O episódio em torno do chamado tarifaço dos Estados Unidos contra o Brasil revelou que a disputa deixou de ser apenas técnica para se transformar em arena política. A participação do senador Flávio Bolsonaro na audiência pública do USTR — e a postura de defesa do aumento tarifário — sinaliza que há um eixo ideológico cruzando as negociações que, em essência, deveriam priorizar a lógica econômica e as interdependências produtivas entre os dois países.
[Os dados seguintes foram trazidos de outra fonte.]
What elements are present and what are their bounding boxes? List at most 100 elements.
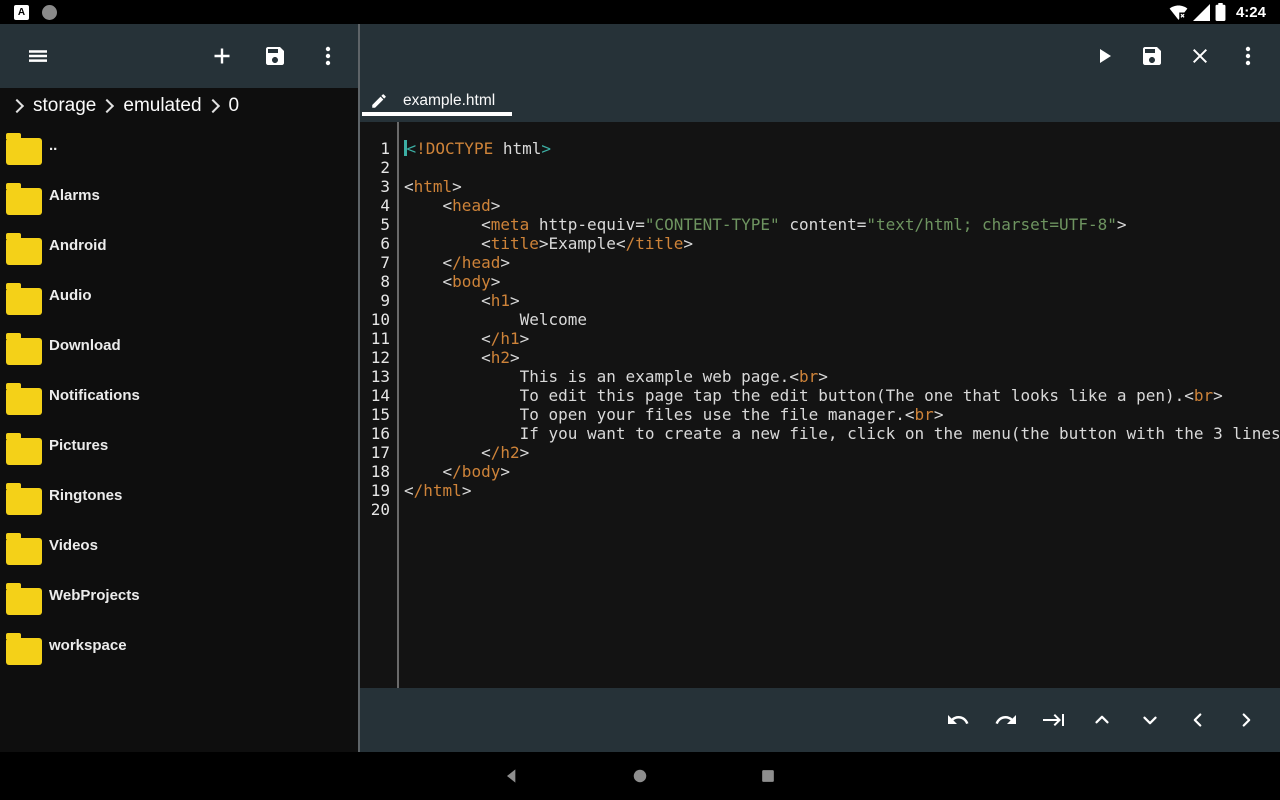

Os números citados pelo governo brasileiro ilustram essa tensão entre interesses: foram 335 manifestações de empresas e organizações brasileiras e norte-americanas, além de 30 de pessoas físicas. Entre grandes grupos e entidades que se posicionaram aparecem nomes como Coca‑Cola, Caterpillar, Tesla, Nestlé, JBS, WEG, CSN, Suzano, ADM, eBay, Siemens Energy, CNI, Fiesp, CNA e Câmara Americana de Comércio. O Itamaraty registrou que, entre 78 manifestações analisadas, 63 foram contra o pacote proposto e 15 a favor; entre 44 manifestações americanas, 30 eram contrárias e 14 favoráveis; do lado brasileiro, das 34 manifestações, apenas a de Flávio Bolsonaro defendia o tarifaço. A proposta de Washington prevê sobretaxas da ordem de 25%, com possibilidade de mais 12,5% em investigação separada.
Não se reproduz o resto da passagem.